Researchers at UOW have developed an innovative way to enhance the executive functions of preschoolers, which are vital for school readiness and academic success.
Dr Steven Howard, an expert on the cognitive development of children from UOW’s Early Start Research Institute (ESRI), created a children’s book that disguises ‘brain training’-like cognitive exercises in a common preschool activity – story time.
The book, Quincey Quokka’s Quest, asks children to help the main character, Quincey Quokka, through a series of activities that require them to remember and control their thinking and behaviours.
In a collection of three studies on the efficacy of the book for improving young children’s executive functions recently published in Educational Psychology Review, more than 100 children from seven preschools based in the Sydney and Illawarra regions were read the picture book once or twice a week for five, seven or nine weeks.
For some of the children, the same book was read, but without the ‘brain training’ elements, to determine whether these activities led to improvements over and above traditional reading.
The results showed improvements in working memory – the equivalent of up to nine months of normal development in as little as one month. Children’s ability to shift their attention between information and tasks was also boosted after this short intervention period.
“While the magnitude of these effects after only a short time are very promising, what is especially important is that the improvements in key executive functions were maintained two months later, even after having stopped reading the book with the children,” Dr Howard said.
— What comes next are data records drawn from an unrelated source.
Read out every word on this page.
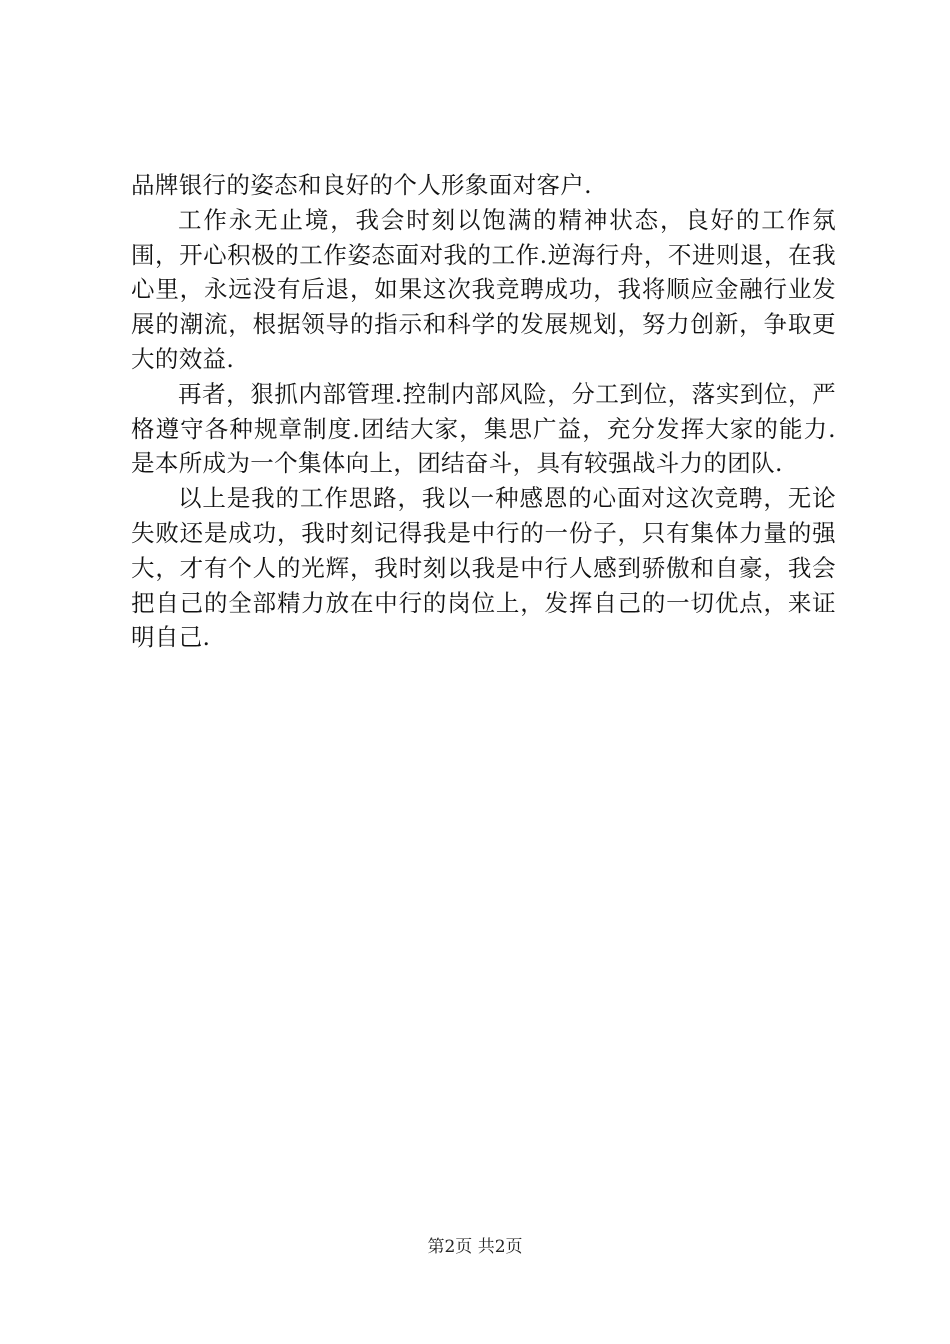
品牌银行的姿态和良好的个人形象面对客户.

工作永无止境，我会时刻以饱满的精神状态，良好的工作氛围，开心积极的工作姿态面对我的工作.逆海行舟，不进则退，在我心里，永远没有后退，如果这次我竞聘成功，我将顺应金融行业发展的潮流，根据领导的指示和科学的发展规划，努力创新，争取更大的效益.

再者，狠抓内部管理.控制内部风险，分工到位，落实到位，严格遵守各种规章制度.团结大家，集思广益，充分发挥大家的能力.是本所成为一个集体向上，团结奋斗，具有较强战斗力的团队.

以上是我的工作思路，我以一种感恩的心面对这次竞聘，无论失败还是成功，我时刻记得我是中行的一份子，只有集体力量的强大，才有个人的光辉，我时刻以我是中行人感到骄傲和自豪，我会把自己的全部精力放在中行的岗位上，发挥自己的一切优点，来证明自己.

第2页 共2页
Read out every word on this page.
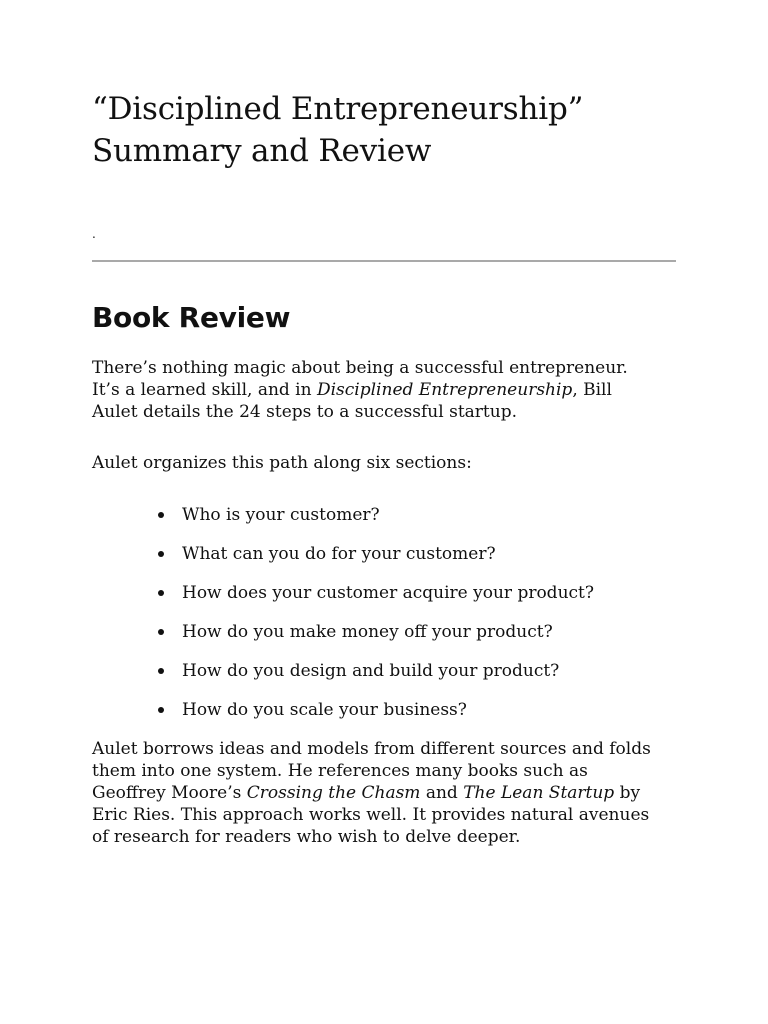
“Disciplined Entrepreneurship”
Summary and Review
.
Book Review

There’s nothing magic about being a successful entrepreneur.
It’s a learned skill, and in Disciplined Entrepreneurship, Bill
Aulet details the 24 steps to a successful startup.

Aulet organizes this path along six sections:

Who is your customer?
What can you do for your customer?
How does your customer acquire your product?
How do you make money off your product?
How do you design and build your product?
How do you scale your business?

Aulet borrows ideas and models from different sources and folds
them into one system. He references many books such as
Geoffrey Moore’s Crossing the Chasm and The Lean Startup by
Eric Ries. This approach works well. It provides natural avenues
of research for readers who wish to delve deeper.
Executive functions enable us to activate, manipulate, and sustain information in mind (what’s referred to as working memory), as well as control urges, resist distraction, and flexibly shift our attention between information and tasks.
Dr Howard said research has shown that early executive functions strongly predict long-term trajectories of health, wealth and criminality into adulthood.
“For children with low self-regulation in the preschool years, the likelihood of poorer academic outcomes in school and poor physical health, substance abuse, financial difficulties and criminal offending in adulthood are overwhelming.”
Executive functions set the stage for school readiness, academic achievement, early literacy and numeracy skills, social and emotional competence as well as physical health, Dr Howard said, and deficiencies in executive functioning have been implicated in a number of developmental disorders, such as ADHD.
With the computerised ‘brain training’ industry worth more than $1billion, Dr Howard said the study shows there are low-cost ‘analogue’ alternatives that can enhance executive functioning.
“These results prove embedding cognitive activities in the context of everyday routines can have a dramatic impact. For example, parents, caregivers and educators can incorporate cognitive training exercises into a number of daily activities at little to no cost.
“This only requires the know-how to engage children’s executive functions and while Quincey Quokka’s Quest has been shown to be an effective example of this, these benefits are by no means expected to be restricted to this book.”
Dr Howard said this approach allows for executive function training to be seamlessly integrated into children’s existing home and preschool routines, unlike the majority of existing interventions that are an addition to regular activities and must be accommodated and incorporated into a child’s (and parent’s) day.
“Actually, there are all sorts of things we currently do that likely have similar benefits – we just often do them incidentally, rather than intentionally. Games like Simon Says and Statue are good examples of this.”